Syracuse University Chancellor Kent Syverud is officially coming down on the side of the Community Grid Option for replacing Interstate 81. His announcement Friday indicates the decision was made only after a great deal of research on the implications of each potential choice. But now, with the draft environmental impact statement expected from the state, Syverud thought it time to lend his and the University's clout behind one of the options.
"This is because the I-81 replacement decision represents a once-in-a-lifetime opportunity to fundamentally transform the physical infrastructure that connects people and institutions, within and across our community," said Syverud in a release.
He says he has had numerous conversations with officials at the city, county and state level, as well as business leaders and those at other community organizations. Syverud cites "social, economic and cultural" factors that weighed into the decision. He indicates the Community Grid best meets the criteria the University considered most important.
These critical attributes include multiple access points to the highway and to University Hill; a robust connection between University Hill and downtown; enhanced public transportation and public space options; environmental and financial sustainability; and minimal disruption to housing, businesses and jobs, both during and after construction.

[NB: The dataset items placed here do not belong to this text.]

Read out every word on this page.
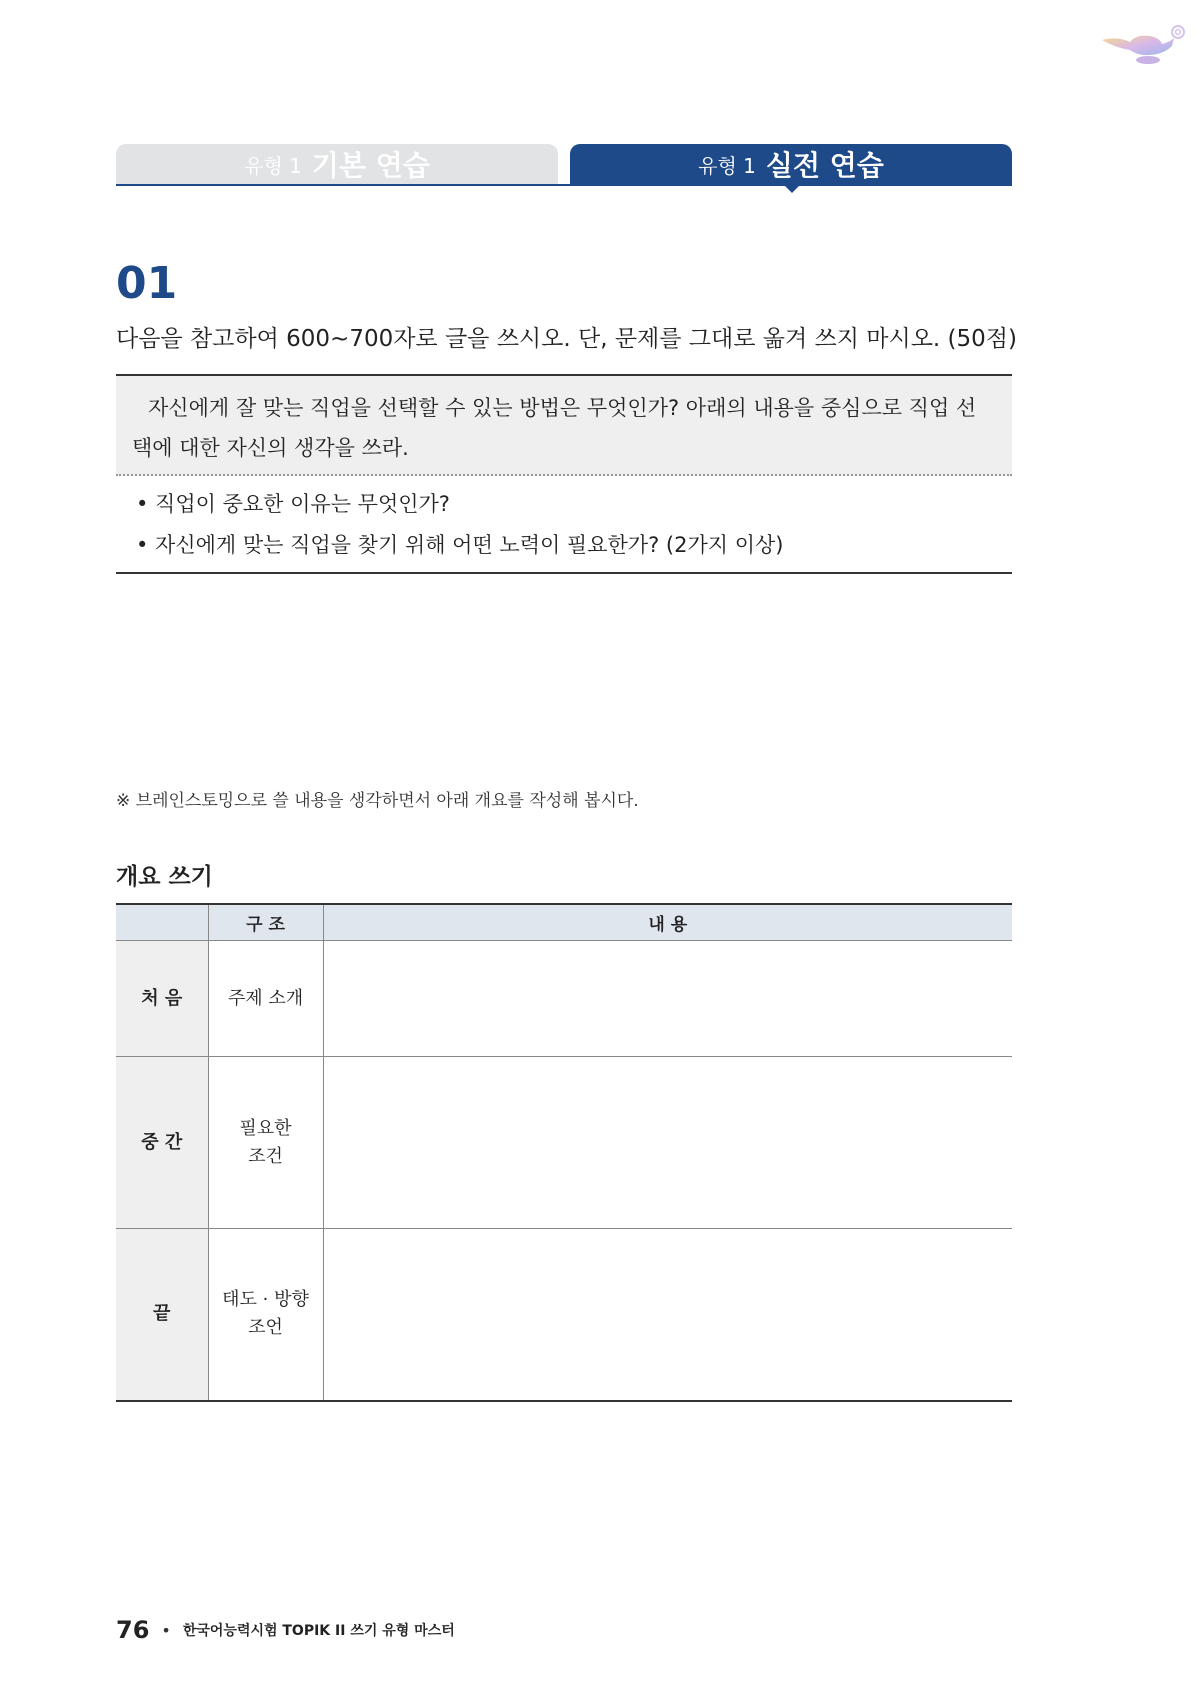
유형 1 기본 연습	유형 1 실전 연습
01
다음을 참고하여 600~700자로 글을 쓰시오. 단, 문제를 그대로 옮겨 쓰지 마시오. (50점)
자신에게 잘 맞는 직업을 선택할 수 있는 방법은 무엇인가? 아래의 내용을 중심으로 직업 선택에 대한 자신의 생각을 쓰라.
• 직업이 중요한 이유는 무엇인가?
• 자신에게 맞는 직업을 찾기 위해 어떤 노력이 필요한가? (2가지 이상)
※ 브레인스토밍으로 쓸 내용을 생각하면서 아래 개요를 작성해 봅시다.
개요 쓰기
	구 조	내 용
처 음	주제 소개	

중 간	필요한
조건	

끝	태도 · 방향
조언	

76 • 한국어능력시험 TOPIK II 쓰기 유형 마스터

It's not clear what influence the leader of a major institution here in Syracuse might have, just as the impact of elected officials on the final Department of Transportation decision is not known. Syverud joins local leaders such as Mayor Ben Walsh, Centerstate CEO, and other community groups , including one called Community for the Grid, in supporting some form of a community grid. Meanwhile, leaders of some surrounding towns and villages, Assembly Member Bill Magnarelli and other groups, including Save 81, favor other methods, which could include a rebuild of the existing elevated portion or incorporating a tunnel.
SU CHANCELLOR KENT SYVERUD'S STATEMENT
Dear Students, Faculty and Staff:
For many years now, the future of Interstate 81 has been one of the most discussed and debated topics within the City of Syracuse, and throughout Central New York. This is because the I-81 replacement decision represents a once-in-a-lifetime opportunity to fundamentally transform the physical infrastructure that connects people and institutions, within and across our community.
To date, Syracuse University has not taken a formal position related to a specific I-81 replacement option. We were reluctant to endorse a specific replacement option because efforts to study and assess the implications of the various options—by New York State and numerous other stakeholder groups—were still in progress. Much of that work is now complete.
Over the past year, I have engaged with city, county, state, business and community leaders related to the myriad of factors that could potentially inform Syracuse University’s position on the future of I-81. Further, I have solicited and received thoughtful input on this complex issue from faculty, staff and students representing the Syracuse University community.
After careful consideration of the options, I believe we have met our obligation to rigorously investigate and evaluate the social, economic and cultural implications associated with each of the potential I-81 replacement options. Given what we have learned through this process, it is now appropriate for Syracuse University to publicly endorse the Community Grid as our preferred option to replace the existing I-81 viaduct.
It is my view that the Community Grid option most strongly aligns with the attributes and outcomes that Syracuse University previously endorsed as central to any I-81 replacement option. These critical attributes include multiple access points to the highway and to University Hill; a robust connection between University Hill and downtown; enhanced public transportation and public space options; environmental and financial sustainability; and minimal disruption to housing, businesses and jobs, both during and after construction. The Community Grid is best positioned to drive meaningful transformation across our community, and in the heart of our City.
I thank all members of the Syracuse University and broader Central New York communities who shared their perspectives with me, as the University carefully assessed this complex issue.